In the mean time, other companies such as Google and Facebook are companies that make the majority of their revenue off of targeted advertising dollars by allowing third party software developers and advertisers to access demographic and behavioral information about their users. Put another way, both of these companies make their money by selling your information to other people. Never has this been more obvious than with the Cambridge Analytica scandal in 2018 in which Cambridge Analytica harvested the personal data of millions of Facebook users without their permission for the purposes of political advertising. While this is nothing new for both political and non-political advertisers to target their advertising based on demographic data, the real scandal was that Facebook sought to make this data available to advertisers willing to pay for it without giving Facebook users the chance to disallow that. Only after the scandal came to light has Facebook begun putting in place protections to protect users, thus taking a reactive approach.
Apple Is Putting Control In The Hands of their Customers, Not In The Hands Of Developers
There are presently over 20 million developers registered on the Apple AppStore. The vast majority are honest developers trying to make a living selling their apps to the public. But as with any group of that size there are those who will sell your personal information to third parties without your permission. Sometimes it is as simple as your email address so that advertisers can bombard your email inbox with endless advertisements. Sometimes it is to track how you are using their software and other software on your device, without your permission, as Facebook did earlier this year.
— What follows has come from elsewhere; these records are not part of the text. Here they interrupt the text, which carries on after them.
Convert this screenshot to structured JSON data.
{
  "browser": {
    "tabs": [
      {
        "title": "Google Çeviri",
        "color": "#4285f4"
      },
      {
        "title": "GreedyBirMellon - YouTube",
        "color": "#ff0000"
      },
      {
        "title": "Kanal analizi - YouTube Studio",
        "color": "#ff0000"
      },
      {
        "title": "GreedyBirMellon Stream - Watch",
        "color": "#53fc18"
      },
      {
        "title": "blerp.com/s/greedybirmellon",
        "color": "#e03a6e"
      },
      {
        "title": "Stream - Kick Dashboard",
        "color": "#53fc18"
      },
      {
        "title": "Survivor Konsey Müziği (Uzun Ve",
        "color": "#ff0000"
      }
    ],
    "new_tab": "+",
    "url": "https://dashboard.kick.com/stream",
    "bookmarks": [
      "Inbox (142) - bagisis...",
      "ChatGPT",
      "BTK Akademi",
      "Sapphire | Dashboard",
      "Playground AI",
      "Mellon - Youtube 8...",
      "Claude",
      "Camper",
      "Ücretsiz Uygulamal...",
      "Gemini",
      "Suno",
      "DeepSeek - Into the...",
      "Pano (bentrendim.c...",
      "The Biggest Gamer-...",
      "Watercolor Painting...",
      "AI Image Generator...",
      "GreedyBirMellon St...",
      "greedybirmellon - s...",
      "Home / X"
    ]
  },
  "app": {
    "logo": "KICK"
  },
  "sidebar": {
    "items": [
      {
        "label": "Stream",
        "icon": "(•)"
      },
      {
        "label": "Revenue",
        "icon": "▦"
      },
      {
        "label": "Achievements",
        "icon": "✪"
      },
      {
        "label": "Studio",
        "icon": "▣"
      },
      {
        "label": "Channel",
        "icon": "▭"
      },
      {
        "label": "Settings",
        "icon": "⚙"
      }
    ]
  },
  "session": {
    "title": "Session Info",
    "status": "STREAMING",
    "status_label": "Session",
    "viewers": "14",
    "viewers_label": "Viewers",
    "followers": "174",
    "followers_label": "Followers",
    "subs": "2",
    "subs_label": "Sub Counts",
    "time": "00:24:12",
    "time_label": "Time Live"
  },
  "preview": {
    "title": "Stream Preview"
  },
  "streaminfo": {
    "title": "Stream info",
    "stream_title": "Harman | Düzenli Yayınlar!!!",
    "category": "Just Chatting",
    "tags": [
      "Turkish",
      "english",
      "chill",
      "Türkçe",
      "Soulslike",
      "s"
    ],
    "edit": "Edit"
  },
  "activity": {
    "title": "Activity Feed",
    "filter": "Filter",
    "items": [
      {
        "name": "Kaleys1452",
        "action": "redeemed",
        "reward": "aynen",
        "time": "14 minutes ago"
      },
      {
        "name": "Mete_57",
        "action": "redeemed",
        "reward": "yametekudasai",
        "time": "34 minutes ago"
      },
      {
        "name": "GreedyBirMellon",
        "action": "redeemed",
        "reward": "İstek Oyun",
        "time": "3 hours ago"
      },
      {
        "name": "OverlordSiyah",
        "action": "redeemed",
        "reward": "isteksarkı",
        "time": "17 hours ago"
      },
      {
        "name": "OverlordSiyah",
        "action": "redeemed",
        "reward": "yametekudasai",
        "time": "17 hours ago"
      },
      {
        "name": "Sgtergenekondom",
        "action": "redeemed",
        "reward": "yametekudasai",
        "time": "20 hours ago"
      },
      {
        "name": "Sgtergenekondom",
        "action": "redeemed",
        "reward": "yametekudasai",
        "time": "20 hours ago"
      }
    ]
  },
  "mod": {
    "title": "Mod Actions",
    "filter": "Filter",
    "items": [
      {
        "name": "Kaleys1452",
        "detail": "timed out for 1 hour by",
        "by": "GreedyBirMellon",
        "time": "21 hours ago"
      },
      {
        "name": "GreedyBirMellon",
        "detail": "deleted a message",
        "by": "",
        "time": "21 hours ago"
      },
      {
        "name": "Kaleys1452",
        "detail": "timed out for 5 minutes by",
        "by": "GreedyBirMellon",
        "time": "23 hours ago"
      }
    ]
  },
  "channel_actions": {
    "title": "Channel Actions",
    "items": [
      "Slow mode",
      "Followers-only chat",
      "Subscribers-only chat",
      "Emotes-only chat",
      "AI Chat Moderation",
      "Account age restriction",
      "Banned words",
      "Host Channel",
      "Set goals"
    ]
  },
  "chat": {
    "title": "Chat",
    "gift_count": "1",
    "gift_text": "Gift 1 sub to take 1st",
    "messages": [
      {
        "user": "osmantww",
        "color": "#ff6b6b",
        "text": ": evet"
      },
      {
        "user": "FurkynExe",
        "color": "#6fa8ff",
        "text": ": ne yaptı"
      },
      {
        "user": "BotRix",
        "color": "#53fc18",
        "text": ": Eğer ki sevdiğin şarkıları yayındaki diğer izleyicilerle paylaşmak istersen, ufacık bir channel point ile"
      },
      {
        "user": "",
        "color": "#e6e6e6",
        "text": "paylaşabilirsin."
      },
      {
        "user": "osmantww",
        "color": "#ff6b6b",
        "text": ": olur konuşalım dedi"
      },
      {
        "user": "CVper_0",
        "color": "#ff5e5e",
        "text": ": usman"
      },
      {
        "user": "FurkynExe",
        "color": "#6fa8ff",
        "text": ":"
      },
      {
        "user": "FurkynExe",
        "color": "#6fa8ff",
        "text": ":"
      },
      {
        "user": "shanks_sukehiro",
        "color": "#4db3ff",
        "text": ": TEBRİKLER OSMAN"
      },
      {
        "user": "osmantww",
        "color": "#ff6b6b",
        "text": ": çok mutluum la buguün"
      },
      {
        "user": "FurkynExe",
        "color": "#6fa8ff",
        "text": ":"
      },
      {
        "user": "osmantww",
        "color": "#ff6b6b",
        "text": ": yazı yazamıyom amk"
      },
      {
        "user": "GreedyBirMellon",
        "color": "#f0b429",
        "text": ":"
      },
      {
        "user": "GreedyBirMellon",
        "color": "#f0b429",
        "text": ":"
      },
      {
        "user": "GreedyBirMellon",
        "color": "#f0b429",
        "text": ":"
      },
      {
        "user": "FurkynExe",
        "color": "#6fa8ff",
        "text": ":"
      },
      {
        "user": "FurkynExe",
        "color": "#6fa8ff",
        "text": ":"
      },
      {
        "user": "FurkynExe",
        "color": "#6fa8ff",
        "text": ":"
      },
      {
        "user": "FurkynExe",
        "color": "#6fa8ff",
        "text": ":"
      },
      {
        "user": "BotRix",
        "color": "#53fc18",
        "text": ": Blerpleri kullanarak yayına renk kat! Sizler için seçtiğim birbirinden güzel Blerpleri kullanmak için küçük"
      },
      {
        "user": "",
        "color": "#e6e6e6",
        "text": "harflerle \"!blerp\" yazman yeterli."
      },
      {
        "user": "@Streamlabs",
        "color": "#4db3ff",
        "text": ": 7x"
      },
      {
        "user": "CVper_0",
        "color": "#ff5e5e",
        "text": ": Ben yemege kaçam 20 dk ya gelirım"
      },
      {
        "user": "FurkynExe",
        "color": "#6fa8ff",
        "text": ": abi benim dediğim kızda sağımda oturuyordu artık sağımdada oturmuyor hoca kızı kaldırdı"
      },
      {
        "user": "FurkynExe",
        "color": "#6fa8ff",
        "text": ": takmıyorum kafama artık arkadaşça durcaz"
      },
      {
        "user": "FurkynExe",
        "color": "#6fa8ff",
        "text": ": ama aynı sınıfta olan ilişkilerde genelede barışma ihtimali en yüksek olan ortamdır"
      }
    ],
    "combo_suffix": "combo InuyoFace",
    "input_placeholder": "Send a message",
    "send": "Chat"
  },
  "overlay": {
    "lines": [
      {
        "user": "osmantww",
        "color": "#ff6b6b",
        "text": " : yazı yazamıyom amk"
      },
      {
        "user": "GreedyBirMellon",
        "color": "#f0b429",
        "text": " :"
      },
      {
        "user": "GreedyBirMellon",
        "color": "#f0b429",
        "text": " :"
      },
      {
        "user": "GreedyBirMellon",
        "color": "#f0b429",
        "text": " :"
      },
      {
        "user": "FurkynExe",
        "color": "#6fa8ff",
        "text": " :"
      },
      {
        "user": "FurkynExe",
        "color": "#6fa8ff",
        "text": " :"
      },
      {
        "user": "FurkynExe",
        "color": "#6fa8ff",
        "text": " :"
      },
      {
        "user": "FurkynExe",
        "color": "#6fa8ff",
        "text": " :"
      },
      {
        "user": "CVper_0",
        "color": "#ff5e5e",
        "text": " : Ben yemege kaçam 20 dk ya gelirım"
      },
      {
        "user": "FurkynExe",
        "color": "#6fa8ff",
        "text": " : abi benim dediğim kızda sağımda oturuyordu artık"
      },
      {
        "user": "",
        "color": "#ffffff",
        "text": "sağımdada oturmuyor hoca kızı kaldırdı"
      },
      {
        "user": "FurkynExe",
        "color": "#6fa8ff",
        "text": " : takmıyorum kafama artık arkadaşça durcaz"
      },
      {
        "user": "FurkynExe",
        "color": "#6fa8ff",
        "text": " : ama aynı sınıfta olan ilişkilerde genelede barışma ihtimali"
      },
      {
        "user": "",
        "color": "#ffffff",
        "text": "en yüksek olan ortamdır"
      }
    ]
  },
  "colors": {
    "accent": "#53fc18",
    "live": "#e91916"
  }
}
Part of how they are combatting this issue is Apple is not giving your email address to app developers the way Facebook’s and Google’s sign on systems do. Every time you sign into an app or a web site through Facebook and Google, you are giving those developers the email address associated with your respective Facebook and Google accounts. With Apple’s system, developers will be given a single use email address that the user has control over. So if an app developer uses the email address in a way that the user doesn’t like, the user will be able to cut off ties with that developer permanently including by disabling that temporary email address that was provided to the developer.
Apple Is Only Verifying Who Are For Developers, Not Telling Them Your Birthday, Your Hobbies, Where You Live, Etc.
Another downside to using Google and Facebook to sign on to apps and websites is the variety of information that is provided to developers that can also be sold. Think of every piece of information in your Facebook account. Your birthday, where you were born, where you went to school, your hobbies and interests, your religious or political views. All of this is information that developers who use Facebook and Google single sign-on services could have access to and could then use to either sell to a third party. Or worse, if the developer or the third party they sell the information to is criminally minded, they could use that information to access other accounts such as bank accounts or personal email accounts.
Apple’s system is much simpler in that all it provides to developers is the assurance that you are who you say you are. This provides increased security from two directions. First, the developer is gaining the advantage of Apple’s cyber securtiy protections to make sure that it is ONLY you accessing your account with that developer. Second, the developer will never be given information by Apple that you do not give explicit approval for.